Pennsylvania Gov. Tom Wolf took to Twitter stating that his state had over 1 million ballots to be counted and he “promised Pennsylvanians that we would count every vote and that’s what we’re going to do.”

Legal experts still lack clarity over Trump’s declaration. “I do not see a way that he could go directly to the Supreme Court to stop the counting of votes. There could be fights in specific states, and some of those could end up at the Supreme Court. But this is not the way things work,” said Rick Hasen, a professor of law and political science at the University of California-Irvine, told AP.

Trump might not have a strong case in this regard as last week, the US Supreme Court gave an order against Donald Trump’s Republican Party’s plea, in order to prevent the GOP  from interfering in the state vote counting system, especially with regard to absentee ballot counting in North Carolina and Pennsylvania. The Republicans filed a plea objecting the state court-approved decision for extension of the deadline for the receipt of mail ballots to accommodate voters during the pandemic. The state court said that it made the special provision for the extension keeping in mind the health of the voters. The court’s new deadline was stretched by six days in North Carolina, i.e. from Nov. 6 to Nov. 12, for the receipt of ballots, provided the ballot were marked and mailed latest on Nov. 3. 

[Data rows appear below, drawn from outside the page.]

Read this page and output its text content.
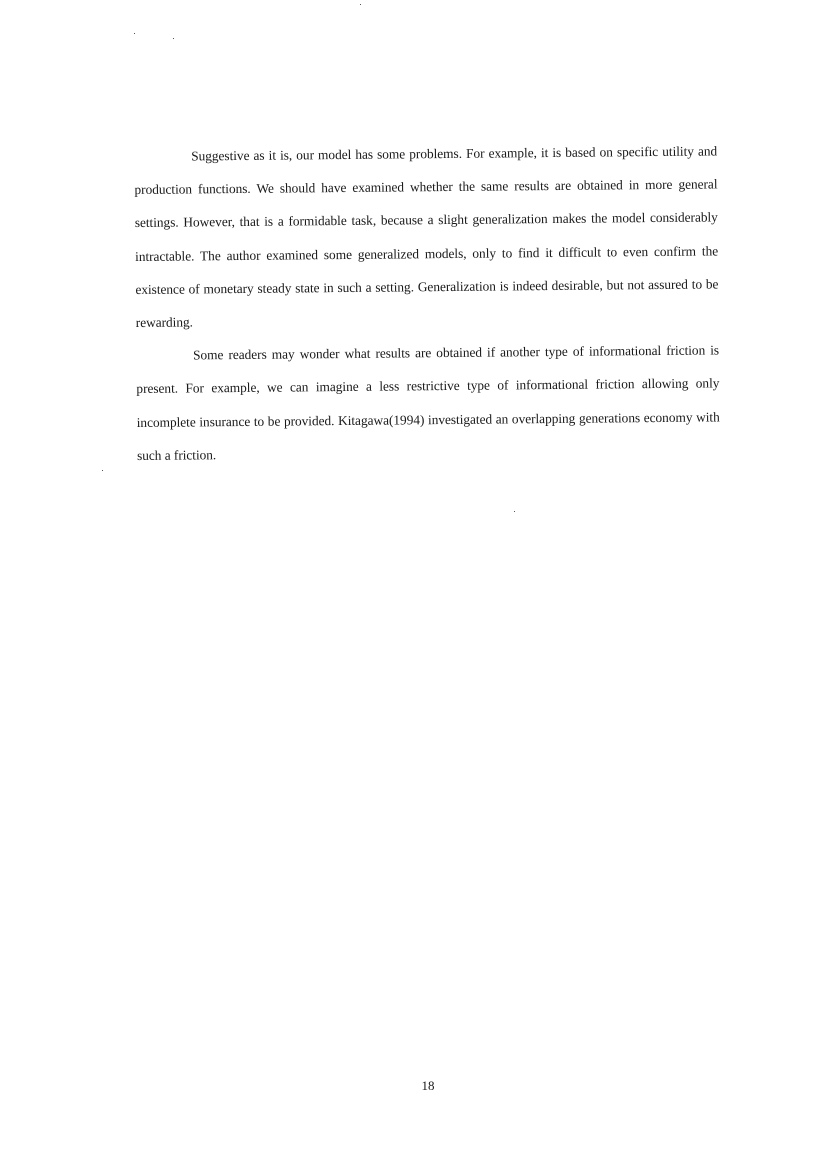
Suggestive as it is, our model has some problems. For example, it is based on specific utility and production functions. We should have examined whether the same results are obtained in more general settings. However, that is a formidable task, because a slight generalization makes the model considerably intractable. The author examined some generalized models, only to find it difficult to even confirm the existence of monetary steady state in such a setting. Generalization is indeed desirable, but not assured to be rewarding.

Some readers may wonder what results are obtained if another type of informational friction is present. For example, we can imagine a less restrictive type of informational friction allowing only incomplete insurance to be provided. Kitagawa(1994) investigated an overlapping generations economy with such a friction.

18
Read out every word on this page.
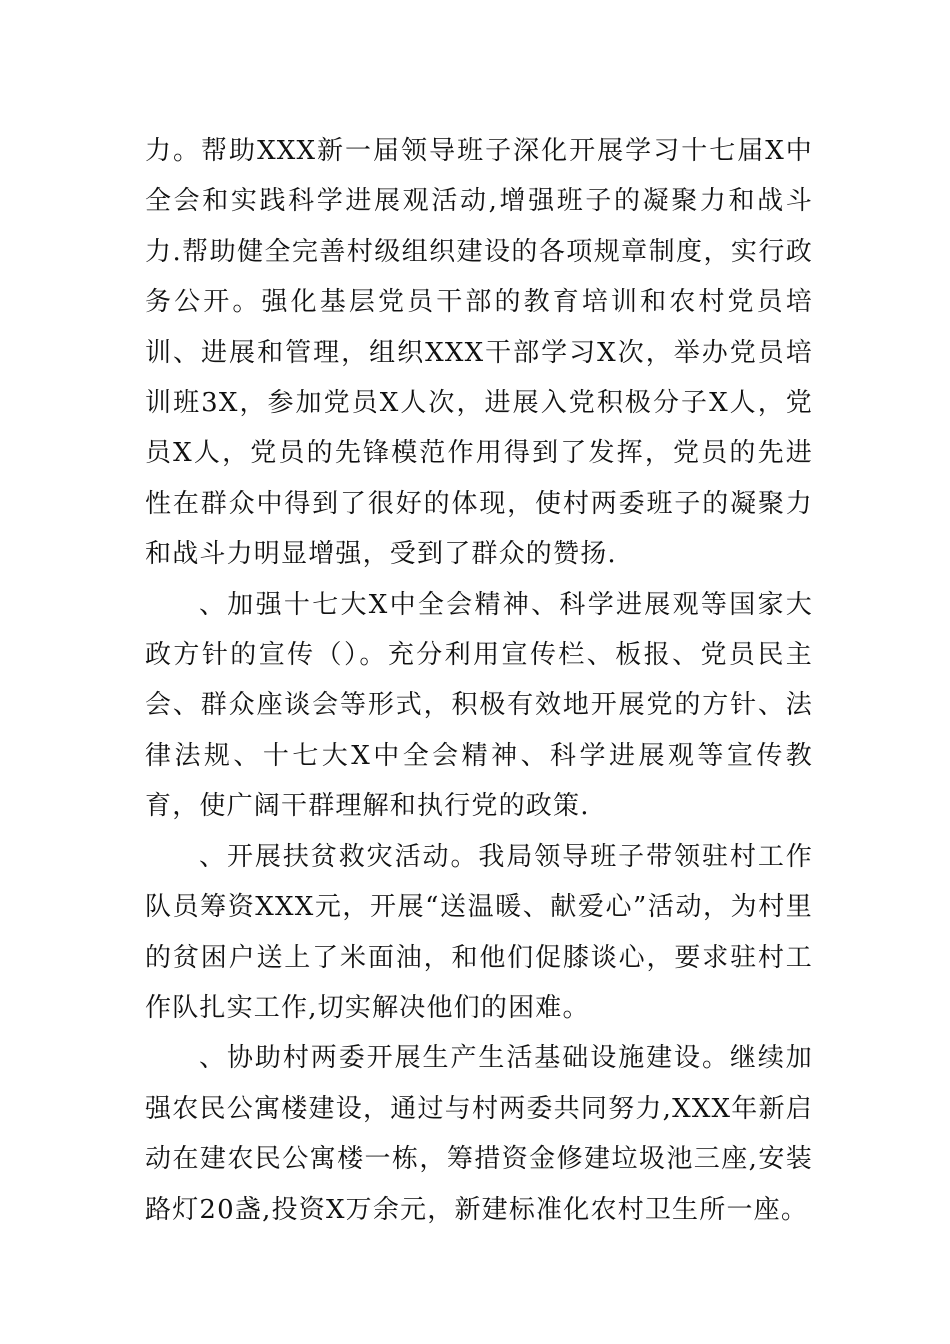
力。帮助XXX新一届领导班子深化开展学习十七届X中全会和实践科学进展观活动,增强班子的凝聚力和战斗力.帮助健全完善村级组织建设的各项规章制度，实行政务公开。强化基层党员干部的教育培训和农村党员培训、进展和管理，组织XXX干部学习X次，举办党员培训班3X，参加党员X人次，进展入党积极分子X人，党员X人，党员的先锋模范作用得到了发挥，党员的先进性在群众中得到了很好的体现，使村两委班子的凝聚力和战斗力明显增强，受到了群众的赞扬.

、加强十七大X中全会精神、科学进展观等国家大政方针的宣传（）。充分利用宣传栏、板报、党员民主会、群众座谈会等形式，积极有效地开展党的方针、法律法规、十七大X中全会精神、科学进展观等宣传教育，使广阔干群理解和执行党的政策.

、开展扶贫救灾活动。我局领导班子带领驻村工作队员筹资XXX元，开展“送温暖、献爱心”活动，为村里的贫困户送上了米面油，和他们促膝谈心，要求驻村工作队扎实工作,切实解决他们的困难。

、协助村两委开展生产生活基础设施建设。继续加强农民公寓楼建设，通过与村两委共同努力,XXX年新启动在建农民公寓楼一栋，筹措资金修建垃圾池三座,安装路灯20盏,投资X万余元，新建标准化农村卫生所一座。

The apex court upheld the state court’s decision in favour of extensions in both the states in question stating that as per the state constitution, states had the right to decide what they deemed fit in case of voting. The unprecedented times of coronavirus led to unprecedented legal judgements.  

Both the Republican and Democrat candidates have made expected gains in smaller states but its the key battleground states which has kept people on the edge. As per the poll estimates, Trump is expected to win in Florida, Texas, Iowa and Ohio. Biden, on the other hand, is likely to win Arizona, while a tie is expected in North Carolina and Georgia. Results for Michigan, Pennsylvania and Wisconsin is seen as an unexpected turnout.

So far Trump has seemingly won in Alabama, Alaska, Arkansas, Idaho, Kansas, Kentucky, Louisiana, Mississippi, Nebraska, North Dakota, Oklahoma, South Dakota, Tennessee, West Virginia, Wyoming, Indiana, South Carolina, and Utah. While Biden leads the race in states like California, Colorado, Columbia, Connecticut, Delaware, Illinois, Maryland, Massachusetts, New Hampshire, New Jersey, New Mexico, New York, Oregon, Rhode Island, Vermont, Virginia, and Washington.